Despite the knockdown, the pattern of the bout was established early. Marciano, from a crouch, his torso angled to the right and back to avoid Walcott's crippling right hand, shuffling ever forward, aiming to pin his quarry on the ropes, and once there, hurling hooks and crosses like a farmer scything through a wheat field. Walcott staved off his young opponent with a stiff and persistent jab, the occasional right hand and his bread and butter punch, the left hook. When Walcott was cornered, he gave as good as he got, countering brilliantly off the ropes.

Midway through the 11th , the old warrior turned aggressor. In one sequence, he reigned six consecutive blows on the challenger. Near the end of the round, he jarred Marciano with a chopping right hand to the chin. He staggered Marciano again in the 12th. Now, however, despite being ahead, as Walcott lumbered back to his corner at the end of the 12th , the full weight of his 39 years grafted his features. It was too old an age to ply this grim trade, and too old, certainly, against such a redoubtable foe.

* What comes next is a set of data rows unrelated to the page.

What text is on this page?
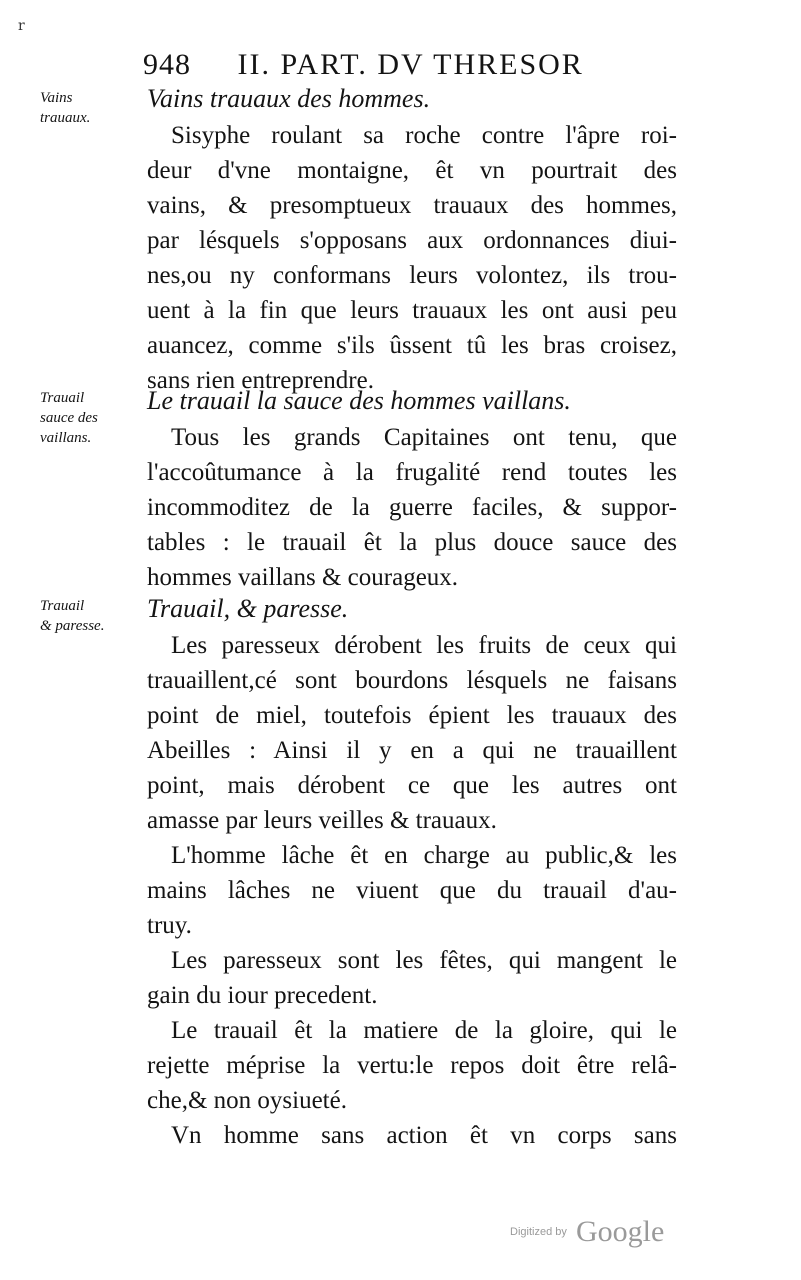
r
948 II. PART. DV THRESOR
Vains
trauaux.
Vains trauaux des hommes.
Sisyphe roulant sa roche contre l'âpre roi-
deur d'vne montaigne, êt vn pourtrait des
vains, & presomptueux trauaux des hommes,
par lésquels s'opposans aux ordonnances diui-
nes,ou ny conformans leurs volontez, ils trou-
uent à la fin que leurs trauaux les ont ausi peu
auancez, comme s'ils ûssent tû les bras croisez,
sans rien entreprendre.
Trauail
sauce des
vaillans.
Le trauail la sauce des hommes vaillans.
Tous les grands Capitaines ont tenu, que
l'accoûtumance à la frugalité rend toutes les
incommoditez de la guerre faciles, & suppor-
tables : le trauail êt la plus douce sauce des
hommes vaillans & courageux.
Trauail
& paresse.
Trauail, & paresse.
Les paresseux dérobent les fruits de ceux qui
trauaillent,cé sont bourdons lésquels ne faisans
point de miel, toutefois épient les trauaux des
Abeilles : Ainsi il y en a qui ne trauaillent
point, mais dérobent ce que les autres ont
amasse par leurs veilles & trauaux.
L'homme lâche êt en charge au public,& les
mains lâches ne viuent que du trauail d'au-
truy.
Les paresseux sont les fêtes, qui mangent le
gain du iour precedent.
Le trauail êt la matiere de la gloire, qui le
rejette méprise la vertu:le repos doit être relâ-
che,& non oysiueté.
Vn homme sans action êt vn corps sans
Digitized by Google
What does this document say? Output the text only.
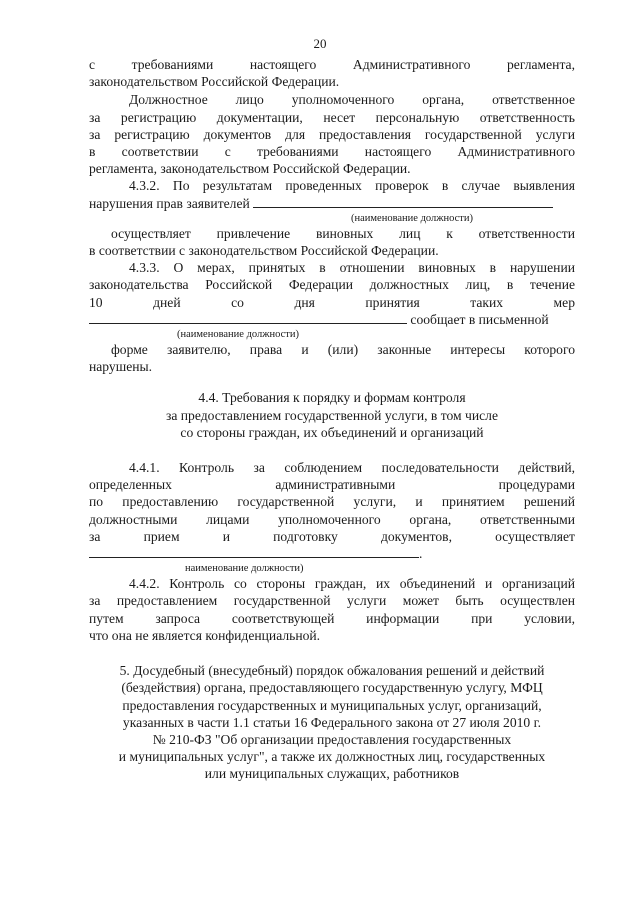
20

с требованиями настоящего Административного регламента,

законодательством Российской Федерации.

Должностное лицо уполномоченного органа, ответственное

за регистрацию документации, несет персональную ответственность

за регистрацию документов для предоставления государственной услуги

в соответствии с требованиями настоящего Административного

регламента, законодательством Российской Федерации.

4.3.2. По результатам проведенных проверок в случае выявления

нарушения прав заявителей

(наименование должности)

осуществляет привлечение виновных лиц к ответственности

в соответствии с законодательством Российской Федерации.

4.3.3. О мерах, принятых в отношении виновных в нарушении

законодательства Российской Федерации должностных лиц, в течение

10 дней со дня принятия таких мер

сообщает в письменной

(наименование должности)

форме заявителю, права и (или) законные интересы которого

нарушены.

4.4. Требования к порядку и формам контроля

за предоставлением государственной услуги, в том числе

со стороны граждан, их объединений и организаций

4.4.1. Контроль за соблюдением последовательности действий,

определенных административными процедурами

по предоставлению государственной услуги, и принятием решений

должностными лицами уполномоченного органа, ответственными

за прием и подготовку документов, осуществляет

.

наименование должности)

4.4.2. Контроль со стороны граждан, их объединений и организаций

за предоставлением государственной услуги может быть осуществлен

путем запроса соответствующей информации при условии,

что она не является конфиденциальной.

5. Досудебный (внесудебный) порядок обжалования решений и действий

(бездействия) органа, предоставляющего государственную услугу, МФЦ

предоставления государственных и муниципальных услуг, организаций,

указанных в части 1.1 статьи 16 Федерального закона от 27 июля 2010 г.

№ 210-ФЗ "Об организации предоставления государственных

и муниципальных услуг", а также их должностных лиц, государственных

или муниципальных служащих, работников
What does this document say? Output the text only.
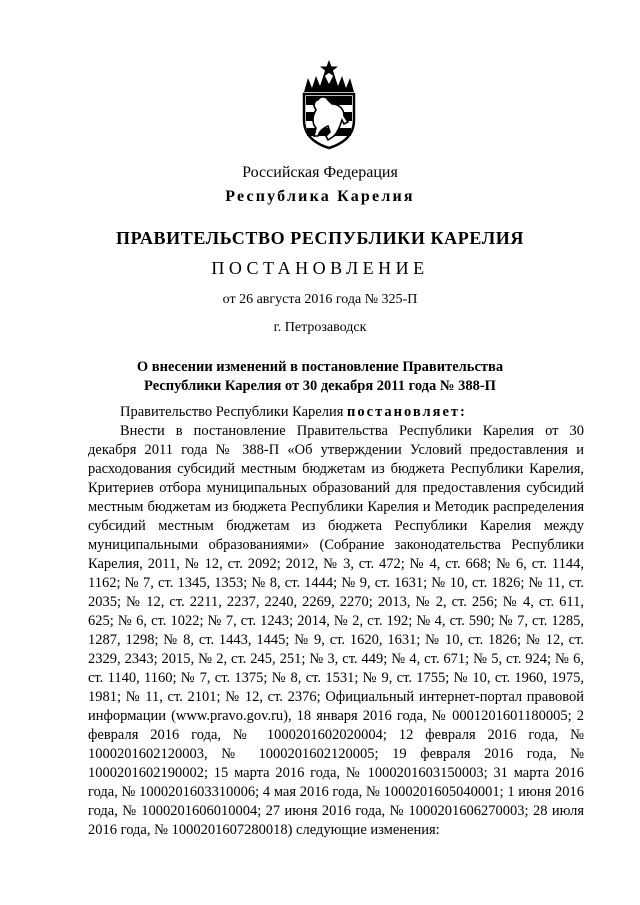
Российская Федерация
Республика Карелия
ПРАВИТЕЛЬСТВО РЕСПУБЛИКИ КАРЕЛИЯ
ПОСТАНОВЛЕНИЕ
от 26 августа 2016 года № 325-П
г. Петрозаводск
О внесении изменений в постановление Правительства
Республики Карелия от 30 декабря 2011 года № 388-П

Правительство Республики Карелия постановляет:

Внести в постановление Правительства Республики Карелия от 30 декабря 2011 года № 388-П «Об утверждении Условий предоставления и расходования субсидий местным бюджетам из бюджета Республики Карелия, Критериев отбора муниципальных образований для предоставления субсидий местным бюджетам из бюджета Республики Карелия и Методик распределения субсидий местным бюджетам из бюджета Республики Карелия между муниципальными образованиями» (Собрание законодательства Республики Карелия, 2011, № 12, ст. 2092; 2012, № 3, ст. 472; № 4, ст. 668; № 6, ст. 1144, 1162; № 7, ст. 1345, 1353; № 8, ст. 1444; № 9, ст. 1631; № 10, ст. 1826; № 11, ст. 2035; № 12, ст. 2211, 2237, 2240, 2269, 2270; 2013, № 2, ст. 256; № 4, ст. 611, 625; № 6, ст. 1022; № 7, ст. 1243; 2014, № 2, ст. 192; № 4, ст. 590; № 7, ст. 1285, 1287, 1298; № 8, ст. 1443, 1445; № 9, ст. 1620, 1631; № 10, ст. 1826; № 12, ст. 2329, 2343; 2015, № 2, ст. 245, 251; № 3, ст. 449; № 4, ст. 671; № 5, ст. 924; № 6, ст. 1140, 1160; № 7, ст. 1375; № 8, ст. 1531; № 9, ст. 1755; № 10, ст. 1960, 1975, 1981; № 11, ст. 2101; № 12, ст. 2376; Официальный интернет-портал правовой информации (www.pravo.gov.ru), 18 января 2016 года, № 0001201601180005; 2 февраля 2016 года, № 1000201602020004; 12 февраля 2016 года, № 1000201602120003, № 1000201602120005; 19 февраля 2016 года, № 1000201602190002; 15 марта 2016 года, № 1000201603150003; 31 марта 2016 года, № 1000201603310006; 4 мая 2016 года, № 1000201605040001; 1 июня 2016 года, № 1000201606010004; 27 июня 2016 года, № 1000201606270003; 28 июля 2016 года, № 1000201607280018) следующие изменения:
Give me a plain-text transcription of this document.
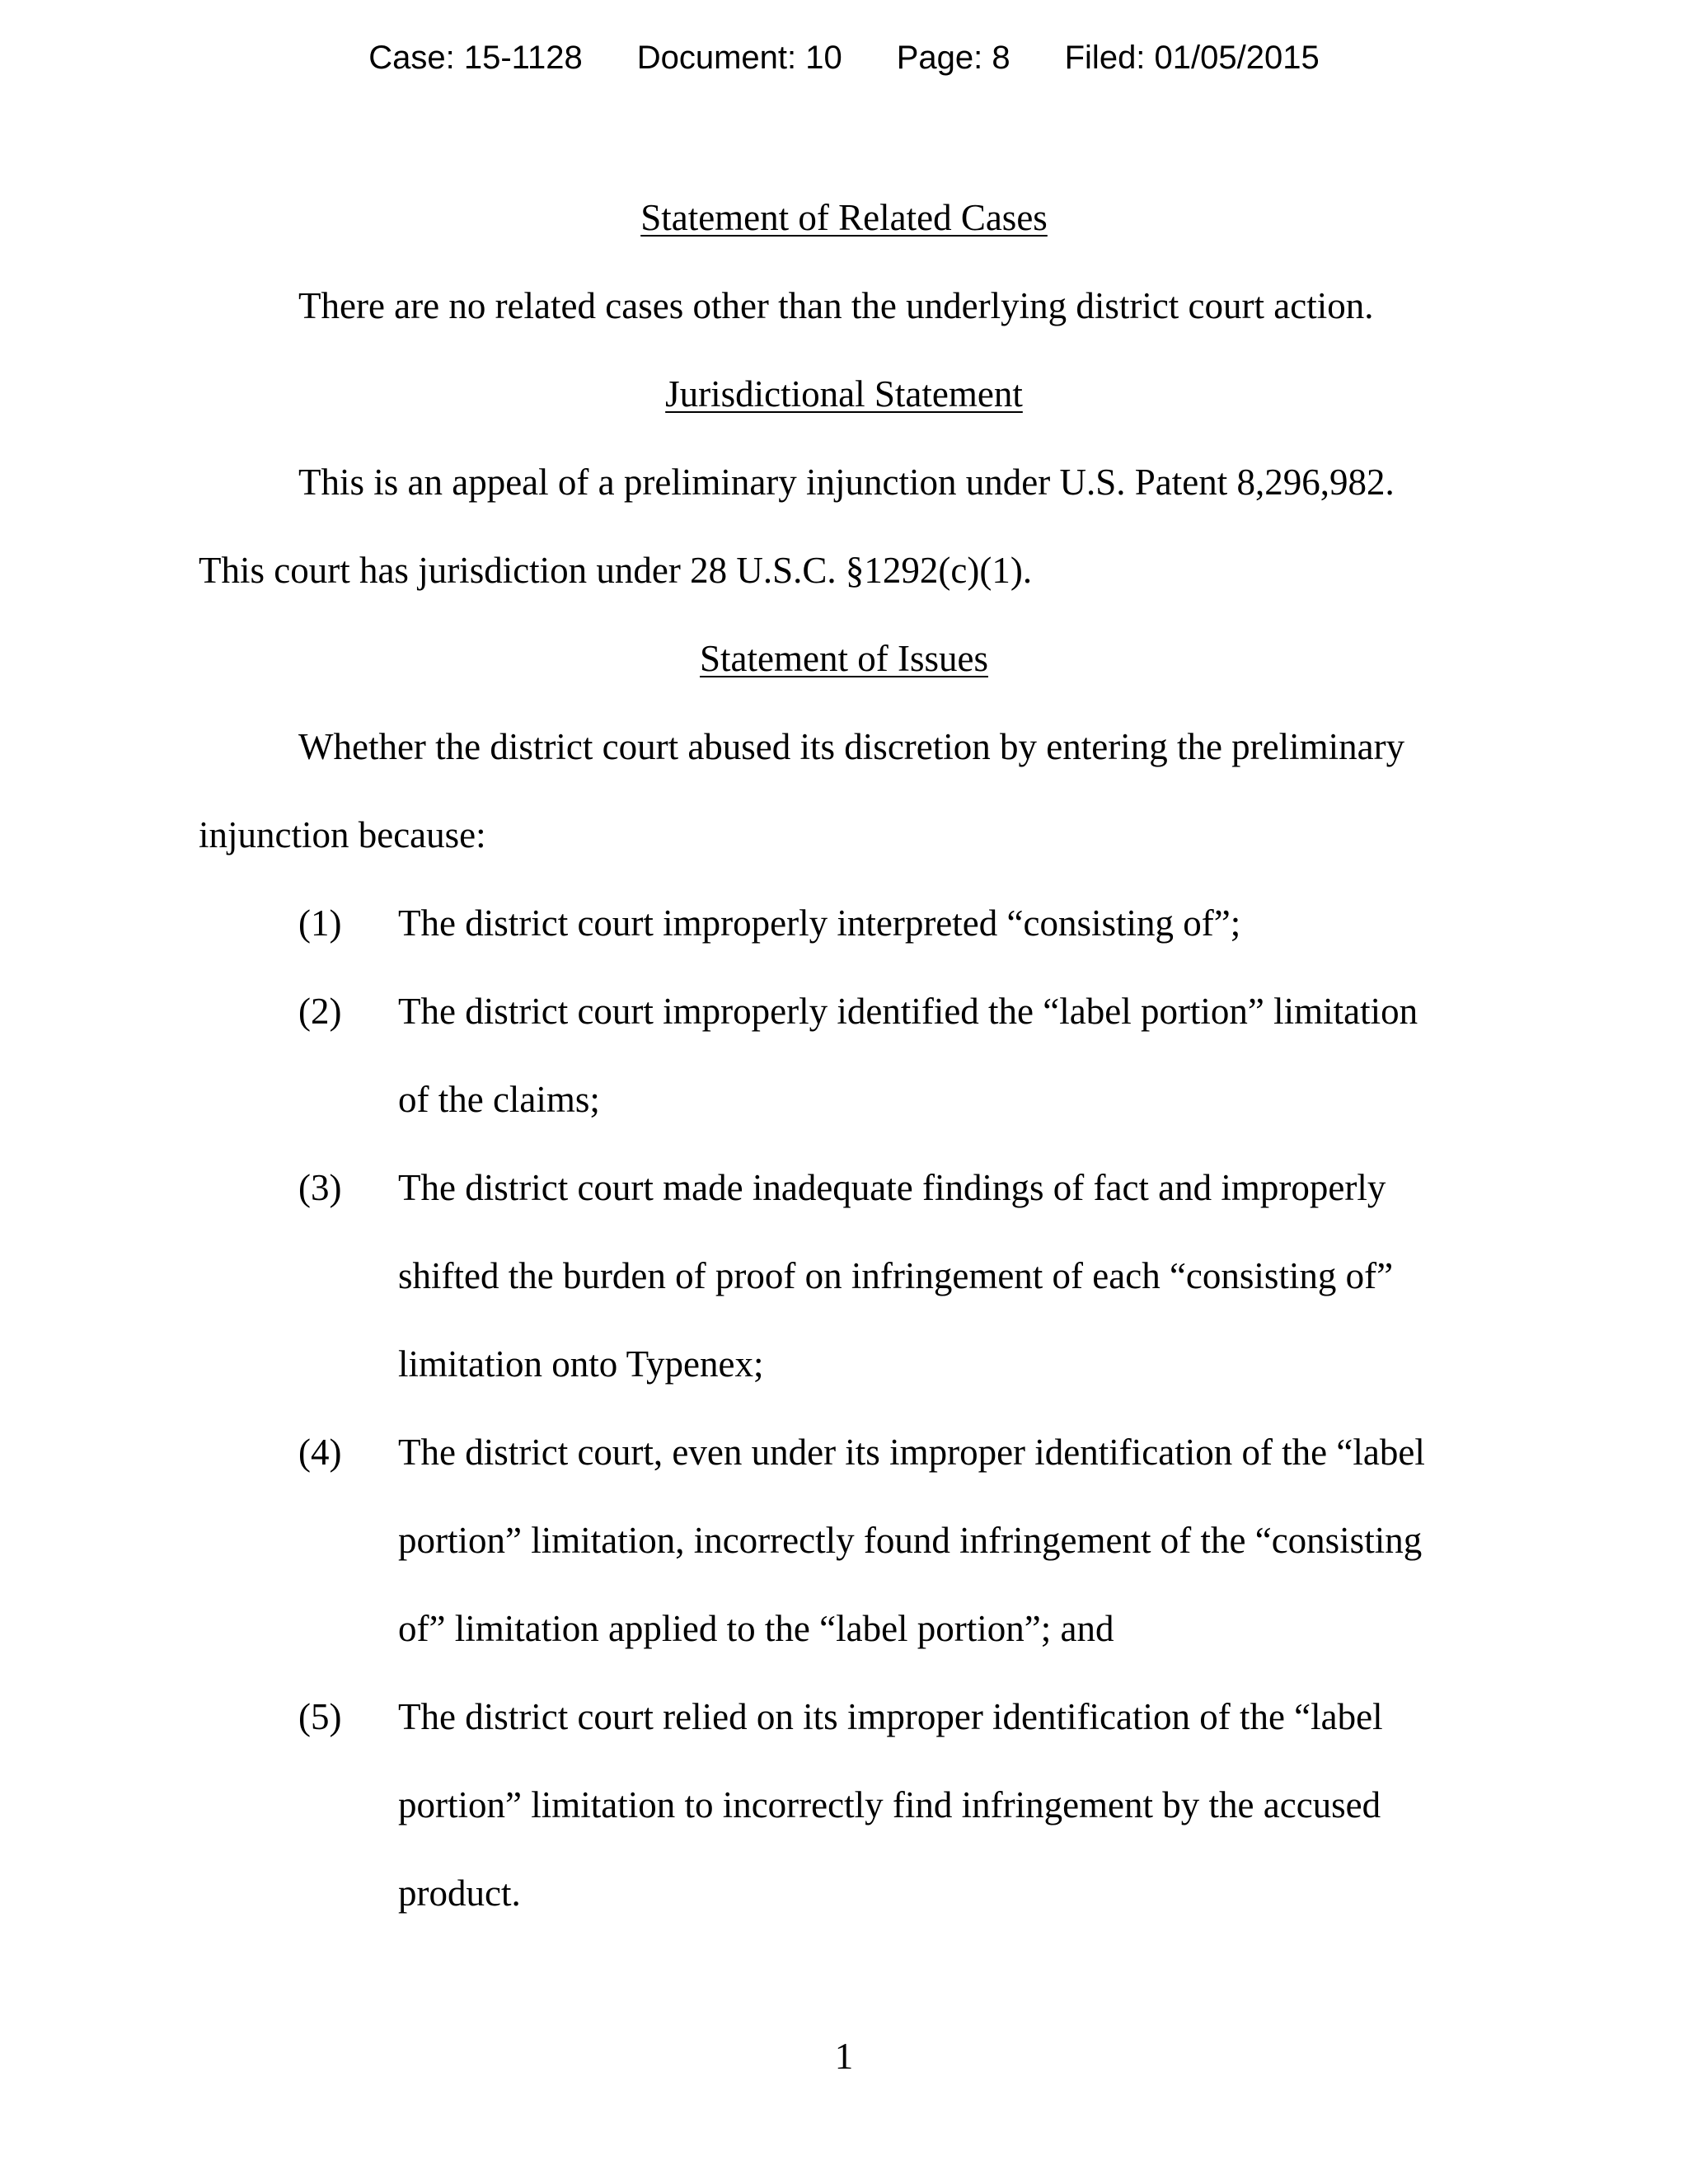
Case: 15-1128 Document: 10 Page: 8 Filed: 01/05/2015
Statement of Related Cases
There are no related cases other than the underlying district court action.
Jurisdictional Statement
This is an appeal of a preliminary injunction under U.S. Patent 8,296,982.
This court has jurisdiction under 28 U.S.C. §1292(c)(1).
Statement of Issues
Whether the district court abused its discretion by entering the preliminary
injunction because:
(1) The district court improperly interpreted “consisting of”;
(2) The district court improperly identified the “label portion” limitation
of the claims;
(3) The district court made inadequate findings of fact and improperly
shifted the burden of proof on infringement of each “consisting of”
limitation onto Typenex;
(4) The district court, even under its improper identification of the “label
portion” limitation, incorrectly found infringement of the “consisting
of” limitation applied to the “label portion”; and
(5) The district court relied on its improper identification of the “label
portion” limitation to incorrectly find infringement by the accused
product.
1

"And now if the old fellow is going to get tired," Bill Corum said, "we're coming to the time." Corum, covering the bout for Theatre Network Television, claimed in the fight's aftermath to have had a premonition.

"That unlucky number is coming up," he said as the seconds ebbed away between rounds. The bell sounded. "The unlucky number, 13," he intoned, "maybe."

Marciano moved forward from his usual crouch, as if peering from behind a bush. Walcott retreated towards the ropes, bracing to launch a counter right that would prove a split second too late in the coming. "Walcott is plainly intent on staying away." Corum's words were barely out when Crack! Joe's head snapped with the whir of a speed bag. He sagged back, suspended by the ropes. Marciano scuffed the champion with a short left, walked to his corner, then raced to a neutral one. He needn't have rushed. Walcott slumped and finally fell. The sight of Walcott, with his forehead seemingly burrowed into the canvas and his left arm draped over the ropes' lower strand, summoned up the image of a tree's dead, dangling branch. Daggert tolled ten over the stricken fighter. It was a brutal end to a bruising bout.

A fit of sanity gripped the old warrior in the rematch some eight months later in Chicago. When Marciano drummed the erstwhile champion with a right hand that appeared to have none of the sundering wallop of that 13th round blast, Walcott gingerly arose just as referee Frank Sikora counted him out. To paraphrase the Bard, Joe doth not protest too much, methinks. That night in Chicago was Walcott's curtain call. The pitched battles with Louis, Charles and Marciano alone have assured the author of the Walcott shuffle his place in the fistic pantheon.